Nationwide Equities this week announced the opening of a new office in Las Vegas helmed by a pair of reverse mortgage industry veterans.
Jesse Brewer and Rick Rodgriuez will run the Mahwah, N.J.-based Nationwide’s new Nevada office, which will offer both Home Equity Conversion Mortgages and forward loans.
“In today’s market, it is very expensive to market and acquire a customer,” Nationwide president Glenn Wallace said in a statement announcing the new shop. “Once we have one, we need to have a product that meets their needs and circumstances, be it reverse or forward.”
Brewer and Rodriguez, both formerly of Resolute Bank, will be tasked with building a Las Vegas-based sales team as part of Nationwide’s “BranchPower” expansion program, designed to build a stronger foothold for the lender in the West. Both originators have been in the HECM space since the mid-2000s.
Nationwide — which recently rebranded its retail reverse mortgage product line as Reverse Loans USA — joins a list of other lenders attempting to bolster their forward lines as the HECM industry adjusts to the new, lower principal limit factors introduced last fall.
“I remember when there were no adjustable-rate loans, no [mortgage-backed securities], and interest rates of 21%,” Wallace said in the announcement. “The mortgage business looked doomed.
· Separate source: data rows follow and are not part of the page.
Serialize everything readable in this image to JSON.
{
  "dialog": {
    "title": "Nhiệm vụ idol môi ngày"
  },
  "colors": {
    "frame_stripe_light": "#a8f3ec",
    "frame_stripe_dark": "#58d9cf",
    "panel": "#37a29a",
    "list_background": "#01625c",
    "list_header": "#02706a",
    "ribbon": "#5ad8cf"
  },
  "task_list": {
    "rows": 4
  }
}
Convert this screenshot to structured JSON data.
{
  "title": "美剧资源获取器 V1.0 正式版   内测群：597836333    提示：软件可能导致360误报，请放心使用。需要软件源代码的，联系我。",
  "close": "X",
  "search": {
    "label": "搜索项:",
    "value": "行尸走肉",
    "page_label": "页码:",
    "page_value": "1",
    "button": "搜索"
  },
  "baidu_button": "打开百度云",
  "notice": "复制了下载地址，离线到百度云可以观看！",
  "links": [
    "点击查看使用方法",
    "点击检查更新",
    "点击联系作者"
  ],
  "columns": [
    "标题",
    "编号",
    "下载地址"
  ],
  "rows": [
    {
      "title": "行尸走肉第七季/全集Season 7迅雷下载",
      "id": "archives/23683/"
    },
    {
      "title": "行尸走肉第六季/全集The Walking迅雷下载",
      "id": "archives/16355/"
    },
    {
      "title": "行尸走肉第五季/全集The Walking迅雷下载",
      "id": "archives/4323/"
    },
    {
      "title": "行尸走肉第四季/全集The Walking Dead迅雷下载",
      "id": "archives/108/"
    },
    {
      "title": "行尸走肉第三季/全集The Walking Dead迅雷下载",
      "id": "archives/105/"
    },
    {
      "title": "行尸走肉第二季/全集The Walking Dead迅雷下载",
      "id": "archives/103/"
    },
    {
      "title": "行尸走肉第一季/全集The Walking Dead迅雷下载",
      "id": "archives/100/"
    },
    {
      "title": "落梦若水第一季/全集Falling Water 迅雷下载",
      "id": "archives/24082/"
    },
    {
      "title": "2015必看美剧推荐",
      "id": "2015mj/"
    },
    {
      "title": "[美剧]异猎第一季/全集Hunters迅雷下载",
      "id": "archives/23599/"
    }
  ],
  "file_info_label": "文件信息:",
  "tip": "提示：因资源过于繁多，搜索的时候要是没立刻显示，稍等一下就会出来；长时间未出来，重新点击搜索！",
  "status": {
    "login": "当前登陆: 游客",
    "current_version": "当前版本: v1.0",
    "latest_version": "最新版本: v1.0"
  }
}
But the industry always finds a way to survive. People always need money.”
Nationwide CEO Paul Lamparillo referenced the rising home equity levels among U.S. homeowners in his comments on the expansion, though he added that companies need to “fill the void” created when the Department of Housing and Urban Development slashed the PLFs.
Back in February, when talking to RMD about the Reverse Loans USA rebrand, Lamparillo said he’d already heard extensive interest from originators looking to potentially diversify their product lines or join new companies.
“We’ve been hiring like drunken sailors on the forward side to try to bridge the gap that we anticipate and are realizing right now,” he said. “The volume has cut drastically on the reverse side. And the forward side is vibrant — there’s not even a hiccup.”